Q: Do you have any big goals for the next year, or years?
A: Our next big opportunity with our alumni is finding more ways to support them in their professional lives and careers using the power of the Penn network. I think there’s a really huge opportunity for us to add value to the University-alumni relationship. Over the coming year, we’re going to structure out and strategize about a program to really make sure that we can add value to our alumni using the Penn network for their career and professional interests. It’s not necessarily for alumni looking to find their first job, because Career Services and on-campus recruiting and that kind of thing does that very well, but really finding ways to connect people around their career and professional interests, so that the network can be used for the most advantageous purposes, such as whether you’re looking for a new job or you want to sell something or you want to buy something from a trusted source, or you just want to get to know more people that are working in your industry, or you want to get involved in an entirely new industry, and how you would do that. That’s kind of our next big thing. We’re in the process right now of running focus groups with our alumni to discuss the topic.

Q: Why is a strong alumni network so important for colleges, particularly Penn?
A: Having a strong alumni network helps attract the best students. Having a strong alumni network helps the institution find support for its priorities. Having a strong alumni network creates a culture for the institution that’s a lifetime connection rather than just a student’s two-year, four-year, or six-year connection. Broadly, all these things are important to not only the institution, but also to a person’s own self-identity as an alumnus of the institution. You know, when you think about an individual’s identity, a lot of alumni would say, ‘I’m a dad and I went to Penn.’ To have that presence in the world just increases the prominence of this place and can serve the place so well, but also increase the value of their degree and what that means to the world when they have the Penn connection.

Q: What makes the Penn alumni network unique?

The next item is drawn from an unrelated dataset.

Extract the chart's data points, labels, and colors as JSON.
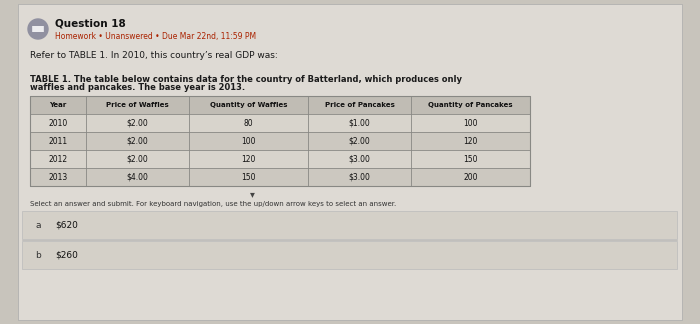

A: We’re very fortunate because our alumni are very passionate and most of our alumni in one way, shape, or form still want to be connected to the institution. We have a very receptive audience, if you will. They’ve already bought the product, if you want to look at it that way. Our challenge is just really to find the things that they would want to participate in or what’s important to them. This is not a tough sell. I think at other places I suppose that’s true, as well, but I think our alumni are incredibly proud of what Penn was and what it is now, and they want to be part of that. Everybody wants to play for a winning team. You like to associate yourself with things that are successful and Penn is successful and continues to get better every year in lots of different ways.